When interacting demographic indicator variables with an indicator for reactivity, the coefficient was −0.639 standard deviation for high-reactivity male participants and −0.965 standard deviation for high-reactivity female participants, relative to non-reactors in the ±10 percent range (p-value of male–female difference = 0.317). The coefficient was −0.372 for participants from lower-poverty neighborhoods and −0.145 for higher-poverty participants (p-value of difference = 0.492).
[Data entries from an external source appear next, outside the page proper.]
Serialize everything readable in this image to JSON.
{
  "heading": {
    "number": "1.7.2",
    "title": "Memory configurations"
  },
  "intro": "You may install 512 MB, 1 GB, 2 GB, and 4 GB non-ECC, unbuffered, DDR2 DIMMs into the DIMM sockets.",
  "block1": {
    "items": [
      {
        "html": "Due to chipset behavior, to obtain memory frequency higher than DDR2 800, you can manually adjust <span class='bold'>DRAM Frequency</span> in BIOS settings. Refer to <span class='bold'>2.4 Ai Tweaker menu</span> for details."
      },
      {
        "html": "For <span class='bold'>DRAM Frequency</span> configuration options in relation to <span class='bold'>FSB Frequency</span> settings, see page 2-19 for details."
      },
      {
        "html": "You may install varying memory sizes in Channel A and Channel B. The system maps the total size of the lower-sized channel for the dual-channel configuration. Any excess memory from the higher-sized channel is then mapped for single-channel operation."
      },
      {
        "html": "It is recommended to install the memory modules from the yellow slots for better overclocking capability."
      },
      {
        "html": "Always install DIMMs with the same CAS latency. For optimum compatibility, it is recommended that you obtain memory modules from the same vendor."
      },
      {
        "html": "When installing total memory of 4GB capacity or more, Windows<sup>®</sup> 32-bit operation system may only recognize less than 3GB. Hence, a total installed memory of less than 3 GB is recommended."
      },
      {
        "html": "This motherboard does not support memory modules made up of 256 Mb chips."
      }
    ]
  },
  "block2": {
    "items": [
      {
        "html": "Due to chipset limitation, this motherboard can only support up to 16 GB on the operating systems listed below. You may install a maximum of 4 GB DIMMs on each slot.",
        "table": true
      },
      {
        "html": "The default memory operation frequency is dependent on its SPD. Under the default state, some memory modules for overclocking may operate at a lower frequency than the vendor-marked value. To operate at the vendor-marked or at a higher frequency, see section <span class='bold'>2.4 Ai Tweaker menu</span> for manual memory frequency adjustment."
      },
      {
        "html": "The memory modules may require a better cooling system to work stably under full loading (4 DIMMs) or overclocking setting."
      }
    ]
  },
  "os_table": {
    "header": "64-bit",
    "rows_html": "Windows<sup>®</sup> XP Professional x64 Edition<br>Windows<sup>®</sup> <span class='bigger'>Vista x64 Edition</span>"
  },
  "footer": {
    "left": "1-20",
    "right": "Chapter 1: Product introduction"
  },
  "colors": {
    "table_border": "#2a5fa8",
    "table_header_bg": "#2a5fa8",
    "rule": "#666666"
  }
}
The coefficient was −0.557 for participants from lower-crime neighborhoods and −0.707 for higher-crime participants (p-value of difference = 0.638). The coefficient was −0.600 for participants who had below-median course grades and −1.000 for participants who had above-median course grades (p-value of difference = 0.182)
Observed values for behavior infractions and rewards ranged from −30 to +10, with positive outcomes in areas such as “scholarship” (+5 points, 775 observed instances over the academic year across the 83 students with observed data) and being a “reading rockstar” (+10 points, 60 instances observed), and negative outcomes in areas such as “instigating and/or fighting/fronting (including play fighting)” (−20 points, 65 instances), a category called “bathroom” (−10 points, 833 instances), “major violations” (−10 points, 828 instances), “talking out of turn” (−5 points, 1,847 instances), and “line” (−2 points, 973 instances).
We identified every low- and high-stakes test day during the academic year. Using student fixed effects, we regressed an indicator for these day types, indicators for day of the week, and a continuous variable measuring the day of the year on an indicator for the probability that a student got in trouble on a given day. Students were less likely to get in trouble as the year went on, with the daily probability of getting in trouble dropping about 0.47 percentage points every ten calendar days. Tuesdays were the most likely day to get in trouble, followed by Wednesday, Monday, Thursday, and (much less likely) Friday.
Anecdotally, during our data collection we observed multiple instances of students acting out or acting differently during the high-stakes testing period than during the other data collection weeks. For example, a student was throwing up in the back of the room after the test; we were told protocol was to allow the students to leave their seats if they had to throw up. Another student “made a run for it” and led the staff on a chase through the school when we brought him to the hallway for his saliva sampling; they found him hiding in the kitchen. The behavior of students—and how that behavior might affect test scores—is an area in need of further systematic study for those who want to use test scores to make high-stakes decisions about students and school.
We interacted test type with an indicator for a responsivity greater than 10 percent and an indicator for a responsivity of less than −10 percent.